Created on 10-08-2016 08:10 AM - edited 09-16-2022 03:43 AM
we run Cloudera Express 5.7.0 on a cluster of 29 machines (2 name nodes, 22 data nodes, 5 dedicated zookeeper servers). All machines run CentOs 6.7.
We have an external table in Hive, which we use in 3 different ways:
Every now and then, we notice the cleanup failing because of not being able to acquire the lock on the table. Specifically, the method is called from bash as
hive -e "ALTER TABLE table DROP PARTITION (...)"
and what we would get back is
Unable to acquire IMPLICIT, EXCLUSIVE lock default@table@...(partitions info) after 100 attempts. FAILED: Error in acquiring locks: Locks on the underlying objects cannot be acquired. retry after some time
In order to work around the issue, we restart the whole Hive service, and the problem goes away. Annoying!
I tried to debug the issue a bit, but have hard time figuring out how to continue. Since today it happened again, I thought about sharing my findings with you all and try to seek some help 🙂 I apologize in advance for the very long text.
- If I run show locks default.table partition (...) in hive, I see there is an active lock:
1 default@table@(partitions info) SHARED
3 LOCK_TIME:1475828283643 --- Fri, 07 Oct 2016 08:18:03.643 GMT
5 LOCK_QUERYSTRING: ...
By the look of things, the LOCK_QUERYSTRING is a query submitted via Hue by one of cluster users.
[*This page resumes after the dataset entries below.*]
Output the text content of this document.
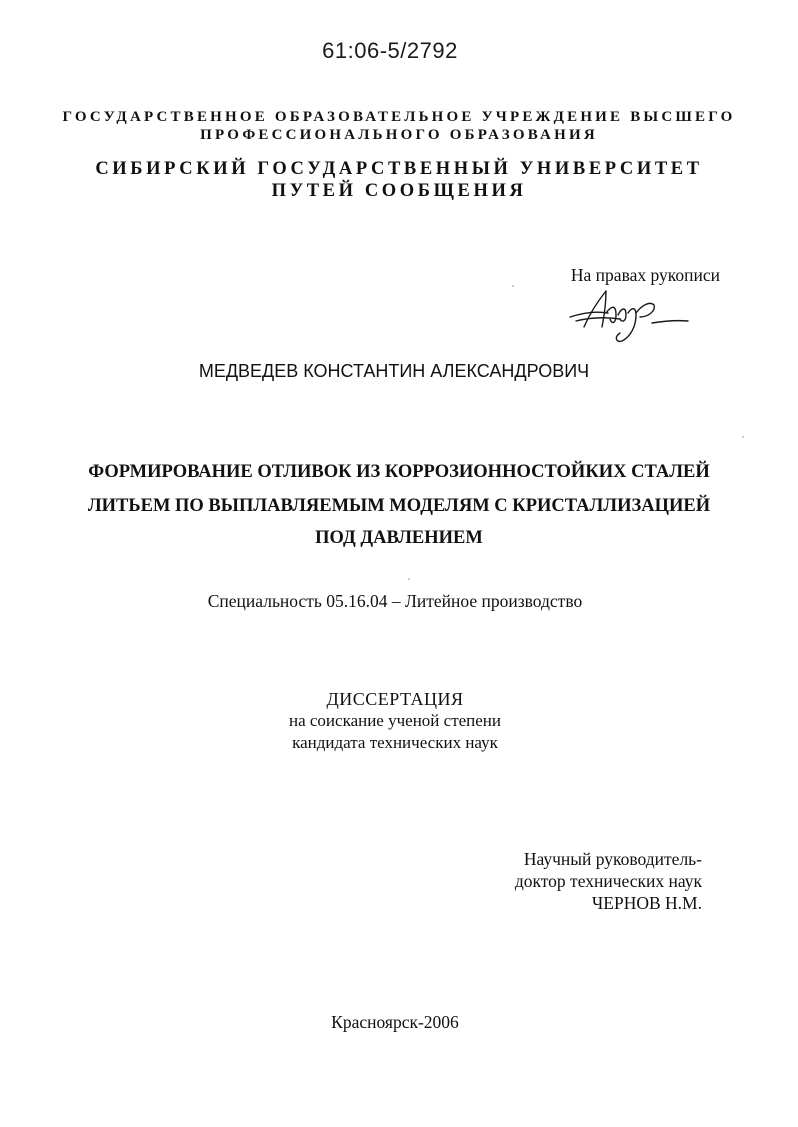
61:06-5/2792
ГОСУДАРСТВЕННОЕ ОБРАЗОВАТЕЛЬНОЕ УЧРЕЖДЕНИЕ ВЫСШЕГО
ПРОФЕССИОНАЛЬНОГО ОБРАЗОВАНИЯ
СИБИРСКИЙ ГОСУДАРСТВЕННЫЙ УНИВЕРСИТЕТ
ПУТЕЙ СООБЩЕНИЯ
На правах рукописи
МЕДВЕДЕВ КОНСТАНТИН АЛЕКСАНДРОВИЧ
ФОРМИРОВАНИЕ ОТЛИВОК ИЗ КОРРОЗИОННОСТОЙКИХ СТАЛЕЙ
ЛИТЬЕМ ПО ВЫПЛАВЛЯЕМЫМ МОДЕЛЯМ С КРИСТАЛЛИЗАЦИЕЙ
ПОД ДАВЛЕНИЕМ
Специальность 05.16.04 – Литейное производство
ДИССЕРТАЦИЯ
на соискание ученой степени
кандидата технических наук
Научный руководитель-
доктор технических наук
ЧЕРНОВ Н.М.
Красноярск-2006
- in HiveHistoryServer, I can find a job, submitted at Fri Oct 07 08:19:52 UTC 2016 that runs the specific query LOCK_QUERYSTRING. Notice that it is a bit weird that submitted time is a bit later than lock_time, even though they are very close -- is it really this job? unsure. Assuming the job is correct, it is flagged as State: SUCCEEDED
- in Zookeeper, via zookeeper-client, I see the lock
[zk: localhost:2181(CONNECTED) 5] get /hive_zookeeper_namespace_hive/default/table/(partitions info)/LOCK-SHARED-0000000000
- I can find the machine in the Zookeeper ensemble, let us call it ZK1, which hosts the connection to the lock by running echo cons | ncat 127.0.0.1 2181
- machine+port number, ie 10.0.0.6:38266, points to HiveServer2. No queries are running.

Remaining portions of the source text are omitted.